A workplace, obviously, is filled with a variety of people – all of whom bring their individual values into the mix. Being an ever evolving and changing organism, that workplace “mix” changes as people come and go. New members inevitably join the team and when they do there’s quite possibly a new set of values entering the group. (Of course, interviewing for alignment with values is a key component, but that’s for another post).
Sadly, sometimes the espoused corporate values are fluff, double-talk, or nonsense pulled together by a handful of executives, a marketing team or consultants. I recall, quite a few years ago, sitting in a building lobby waiting for a scheduled appointment and glancing at a glossy brochure that proclaimed corporate values of compassion and communication and caring. And then being treated rudely and inconsiderately by every glum-faced employee with whom I came in contact.
The most obvious challenge for the organization is to have corporate values that are real and meaningful and TRUE. Don’t tell me your #1 value is integrity right after a few of your top execs are splashed across the headlines for shady business-dealing. And if you tell me “We’re all about TRUST” and then your standard practices include commanding, controlling and hovering over every employee action…well, it may be time to take a look in the nearest dictionary.

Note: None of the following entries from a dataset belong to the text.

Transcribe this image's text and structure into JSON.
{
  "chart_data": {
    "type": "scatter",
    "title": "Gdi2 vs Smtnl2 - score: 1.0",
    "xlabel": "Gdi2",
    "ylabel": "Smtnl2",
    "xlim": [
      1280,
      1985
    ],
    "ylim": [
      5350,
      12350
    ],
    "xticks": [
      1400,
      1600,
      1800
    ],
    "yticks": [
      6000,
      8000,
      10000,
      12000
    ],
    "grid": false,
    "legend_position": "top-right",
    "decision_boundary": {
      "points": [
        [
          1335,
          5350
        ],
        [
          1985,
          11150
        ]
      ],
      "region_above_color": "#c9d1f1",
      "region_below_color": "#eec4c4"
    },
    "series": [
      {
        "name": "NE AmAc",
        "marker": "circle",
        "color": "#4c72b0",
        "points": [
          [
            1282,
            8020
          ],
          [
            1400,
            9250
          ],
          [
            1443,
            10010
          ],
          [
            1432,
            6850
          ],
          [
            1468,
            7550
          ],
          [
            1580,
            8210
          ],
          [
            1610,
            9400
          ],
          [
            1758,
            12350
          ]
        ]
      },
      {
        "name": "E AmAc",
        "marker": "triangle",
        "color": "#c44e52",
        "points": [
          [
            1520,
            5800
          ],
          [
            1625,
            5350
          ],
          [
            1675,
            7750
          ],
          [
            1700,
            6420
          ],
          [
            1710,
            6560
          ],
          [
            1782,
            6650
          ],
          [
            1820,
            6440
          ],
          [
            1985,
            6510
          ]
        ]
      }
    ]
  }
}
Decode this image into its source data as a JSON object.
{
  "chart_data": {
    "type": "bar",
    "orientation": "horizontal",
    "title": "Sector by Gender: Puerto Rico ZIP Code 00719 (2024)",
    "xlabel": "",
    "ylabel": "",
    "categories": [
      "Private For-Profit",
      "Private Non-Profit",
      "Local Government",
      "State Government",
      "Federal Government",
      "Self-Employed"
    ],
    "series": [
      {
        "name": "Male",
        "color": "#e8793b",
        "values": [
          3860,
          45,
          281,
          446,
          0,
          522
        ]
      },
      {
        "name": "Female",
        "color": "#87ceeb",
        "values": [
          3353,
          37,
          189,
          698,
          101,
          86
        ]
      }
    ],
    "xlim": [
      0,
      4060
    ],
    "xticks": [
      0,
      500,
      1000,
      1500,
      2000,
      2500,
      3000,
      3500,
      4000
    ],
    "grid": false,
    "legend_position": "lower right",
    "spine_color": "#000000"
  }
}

It’s critical, of course, as a job-seeker or employee to think, long and hard, about personal beliefs and values before joining up with an organization. Completing a personal values inventory is important – do you know what’s important to YOU? What are the standards and principles that drive you or influence you to take action? Sure, when you need-a-job, sometimes you think most any job will do. But when I was recruiting for jobs in the Casino industry (previous gig), I didn’t get a lot of job applicants who used to work for Jimmy Swaggert (literally down the road). Probably a good thing that applicants did a personal inventory and self-selected themselves “out” of any piece of the process. (No jokes needed about Jimmy Swaggert Ministries and the mis-alignment of values).
Ultimately, when corporate values are real and meaningful and employees are aligned with those values – it will show. Actions and behaviors will clearly demonstrate the reality of day-to-day activities and operating principles.
I enjoy an intriguing exercise such as this. The opportunity to discover something new; explore and solve a big question. Perhaps a personal value on MY list.